3. Namens appellante is beroep ingesteld tegen het bestreden besluit. Daarbij heeft appellante in de eerste plaats gesteld, dat haar nimmer, althans niet voor de in geding zijnde periode, duidelijk was gemaakt dat het langsgaan bij een uitzendbureau niet als concrete sollicitatie zou worden aangemerkt. Tevens is zij van mening dat de opgelegde sanctie, en dan met name de duur daarvan, in strijd is met het Maatregelenbesluit, omdat de overschrijding van het percentage van 30, anders dan artikel 11 van dit besluit eist, niet het gevolg is van de in artikel 10 bedoelde verhoging, maar samenhangt met het, deels, in tijd samenlopen van de bij besluit van 5 februari 2003 en de nadien opgelegde maatregelen, zodat voor een verlenging van de duur van de maatregel geen plaats is. Dit brengt volgens appellante mee dat slechts de reeds eerder opgelegde maatregel kan worden verhoogd. Volgens appellante dienen de bepalingen uit het Maatregelenbesluit, gelet op het belastende karakter van die regeling zo restrictief en, in casu, zo letterlijk mogelijk gelezen te worden.

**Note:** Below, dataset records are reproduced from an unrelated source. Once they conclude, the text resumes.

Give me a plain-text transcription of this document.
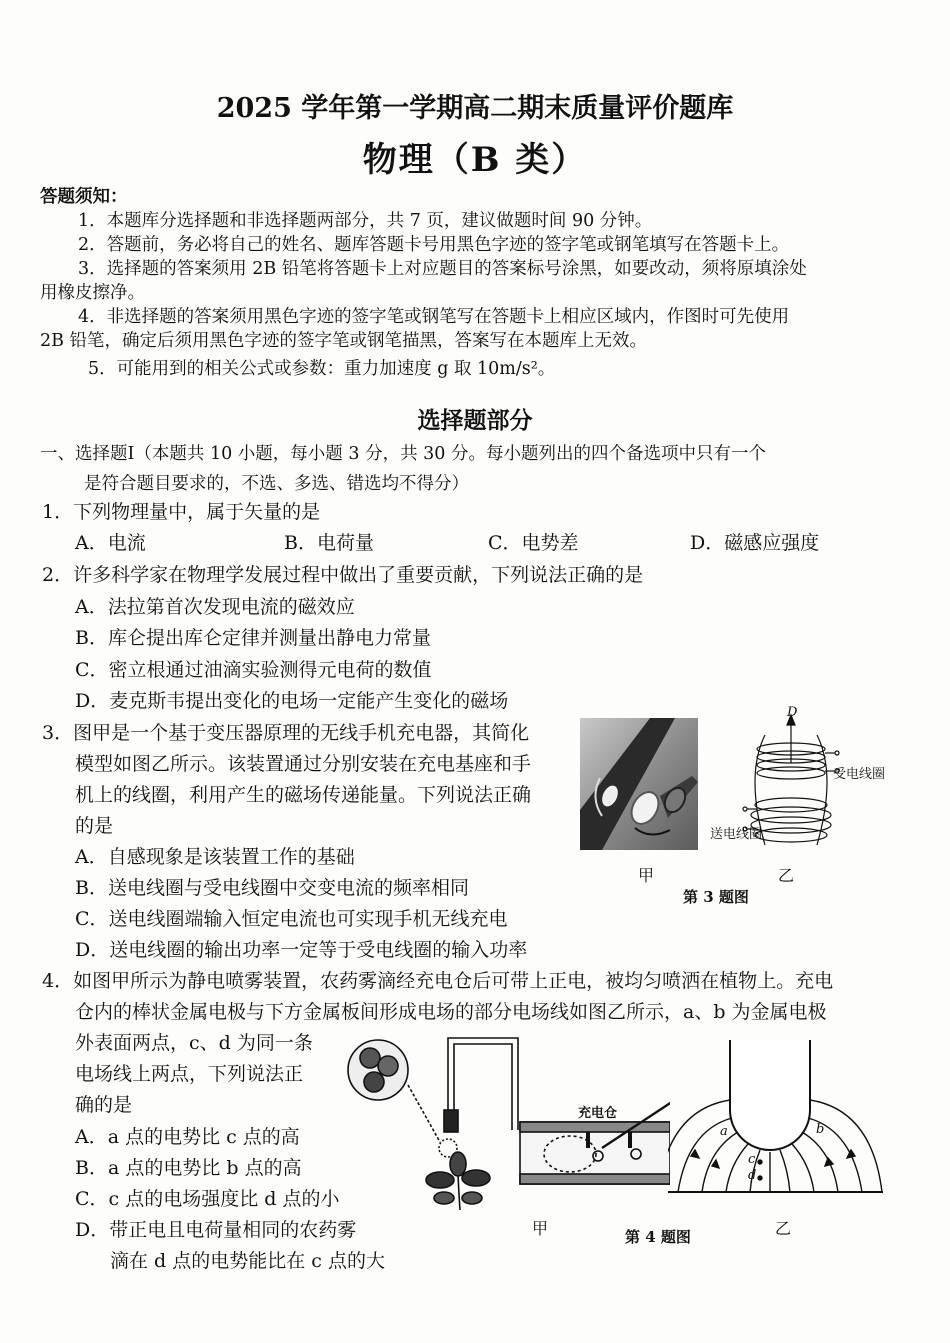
2025 学年第一学期高二期末质量评价题库
物理（B 类）
答题须知：
1．本题库分选择题和非选择题两部分，共 7 页，建议做题时间 90 分钟。
2．答题前，务必将自己的姓名、题库答题卡号用黑色字迹的签字笔或钢笔填写在答题卡上。
3．选择题的答案须用 2B 铅笔将答题卡上对应题目的答案标号涂黑，如要改动，须将原填涂处
用橡皮擦净。
4．非选择题的答案须用黑色字迹的签字笔或钢笔写在答题卡上相应区域内，作图时可先使用
2B 铅笔，确定后须用黑色字迹的签字笔或钢笔描黑，答案写在本题库上无效。
5．可能用到的相关公式或参数：重力加速度 g 取 10m/s²。
选择题部分
一、选择题Ⅰ（本题共 10 小题，每小题 3 分，共 30 分。每小题列出的四个备选项中只有一个
是符合题目要求的，不选、多选、错选均不得分）
1．下列物理量中，属于矢量的是
A．电流	B．电荷量	C．电势差	D．磁感应强度
2．许多科学家在物理学发展过程中做出了重要贡献，下列说法正确的是
A．法拉第首次发现电流的磁效应
B．库仑提出库仑定律并测量出静电力常量
C．密立根通过油滴实验测得元电荷的数值
D．麦克斯韦提出变化的电场一定能产生变化的磁场
3．图甲是一个基于变压器原理的无线手机充电器，其简化
模型如图乙所示。该装置通过分别安装在充电基座和手
机上的线圈，利用产生的磁场传递能量。下列说法正确
的是
A．自感现象是该装置工作的基础
B．送电线圈与受电线圈中交变电流的频率相同
C．送电线圈端输入恒定电流也可实现手机无线充电
D．送电线圈的输出功率一定等于受电线圈的输入功率
D
受电线圈
送电线圈
甲	乙
第 3 题图
4．如图甲所示为静电喷雾装置，农药雾滴经充电仓后可带上正电，被均匀喷洒在植物上。充电
仓内的棒状金属电极与下方金属板间形成电场的部分电场线如图乙所示，a、b 为金属电极
外表面两点，c、d 为同一条
电场线上两点，下列说法正
确的是
A．a 点的电势比 c 点的高
B．a 点的电势比 b 点的高
C．c 点的电场强度比 d 点的小
D．带正电且电荷量相同的农药雾
滴在 d 点的电势能比在 c 点的大
充电仓
a	b
c
d
甲	第 4 题图	乙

4. De rechtbank heeft het beroep ongegrond verklaard.
5. In hoger beroep is namens appellante het in eerste aanleg gestelde herhaald. Bovendien is naar voren gebracht, dat in de bijzondere situatie van appellante - zij heeft een beperkte vooropleiding, waardoor zij moeite heeft met het verrichten van schriftelijke sollicitaties - het bezoeken van uitzendbureau’s wel als een concrete sollicitatie dient te worden aangemerkt. Tevens is gepleit voor matiging van de opgelegde sanctie gelet op de specifieke situatie van appellante (die weinig werkervaring en een gebrekkige opleiding heeft).

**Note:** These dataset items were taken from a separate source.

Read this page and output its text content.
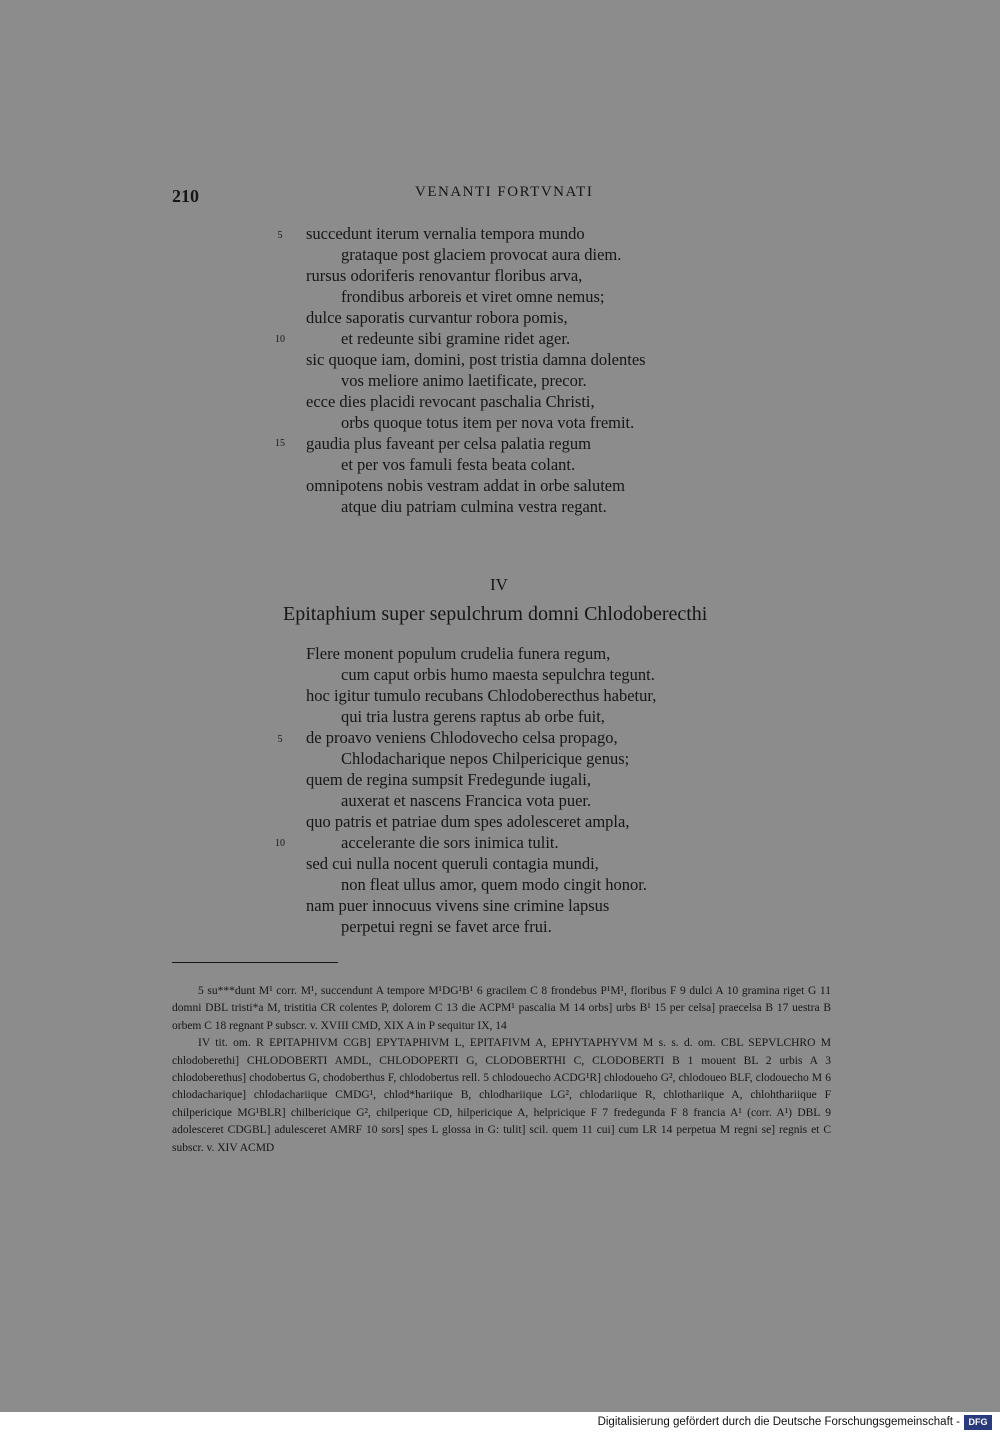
210	VENANTI FORTVNATI
5
10
15
succedunt iterum vernalia tempora mundo
grataque post glaciem provocat aura diem.
rursus odoriferis renovantur floribus arva,
frondibus arboreis et viret omne nemus;
dulce saporatis curvantur robora pomis,
et redeunte sibi gramine ridet ager.
sic quoque iam, domini, post tristia damna dolentes
vos meliore animo laetificate, precor.
ecce dies placidi revocant paschalia Christi,
orbs quoque totus item per nova vota fremit.
gaudia plus faveant per celsa palatia regum
et per vos famuli festa beata colant.
omnipotens nobis vestram addat in orbe salutem
atque diu patriam culmina vestra regant.
IV
Epitaphium super sepulchrum domni Chlodoberecthi
5
10
Flere monent populum crudelia funera regum,
cum caput orbis humo maesta sepulchra tegunt.
hoc igitur tumulo recubans Chlodoberecthus habetur,
qui tria lustra gerens raptus ab orbe fuit,
de proavo veniens Chlodovecho celsa propago,
Chlodacharique nepos Chilpericique genus;
quem de regina sumpsit Fredegunde iugali,
auxerat et nascens Francica vota puer.
quo patris et patriae dum spes adolesceret ampla,
accelerante die sors inimica tulit.
sed cui nulla nocent queruli contagia mundi,
non fleat ullus amor, quem modo cingit honor.
nam puer innocuus vivens sine crimine lapsus
perpetui regni se favet arce frui.

5 su***dunt M¹ corr. M¹, succendunt A tempore M¹DG¹B¹ 6 gracilem C 8 frondebus P¹M¹, floribus F 9 dulci A 10 gramina riget G 11 domni DBL tristi*a M, tristitia CR colentes P, dolorem C 13 die ACPM¹ pascalia M 14 orbs] urbs B¹ 15 per celsa] praecelsa B 17 uestra B orbem C 18 regnant P subscr. v. XVIII CMD, XIX A in P sequitur IX, 14

IV tit. om. R EPITAPHIVM CGB] EPYTAPHIVM L, EPITAFIVM A, EPHYTAPHYVM M s. s. d. om. CBL SEPVLCHRO M chlodoberethi] CHLODOBERTI AMDL, CHLODOPERTI G, CLODOBERTHI C, CLODOBERTI B 1 mouent BL 2 urbis A 3 chlodoberethus] chodobertus G, chodoberthus F, chlodobertus rell. 5 chlodouecho ACDG¹R] chlodoueho G², chlodoueo BLF, clodouecho M 6 chlodacharique] chlodachariique CMDG¹, chlod*hariique B, chlodhariique LG², chlodariique R, chlothariique A, chlohthariique F chilpericique MG¹BLR] chilbericique G², chilperique CD, hilpericique A, helpricique F 7 fredegunda F 8 francia A¹ (corr. A¹) DBL 9 adolesceret CDGBL] adulesceret AMRF 10 sors] spes L glossa in G: tulit] scil. quem 11 cui] cum LR 14 perpetua M regni se] regnis et C subscr. v. XIV ACMD

Digitalisierung gefördert durch die Deutsche Forschungsgemeinschaft - DFG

6. De Raad oordeelt als volgt.
6.1. De Raad stelt voorop dat volgens zijn vaste jurisprudentie het beleid van gedaagde, waarin wordt uitgegaan van de eis van tenminste één concrete en verifieerbare sollicitatie per week, niet in strijd is met een juiste uitleg van artikel 24, eerste lid, aanhef en onder b, ten eerste, van de WW, uit welke bepaling de sollicitatieverplichting voortvloeit. De Raad ziet in de gestelde bijzondere omstandigheden van appellante onvoldoende reden om te oordelen, dat gedaagde ten onrechte is uit gegaan van de eis van verifieerbaarheid en dus ten onrechte het langsgaan bij een uitzendbureau niet als concrete sollicitatie heeft aangemerkt waarbij de Raad er nog op wijst dat, ook al ware dit anders, appellante in de desbetreffende periode niet vier, maar slechts drie sollicitaties zou hebben verricht. Voorts is de Raad van oordeel dat er geen redenen zijn waarom appellante niet zou zijn gehouden om één maal per week te solliciteren. Noch opleiding, werkervaring, leeftijd of lichamelijke beperkingen geven daar aanleiding toe.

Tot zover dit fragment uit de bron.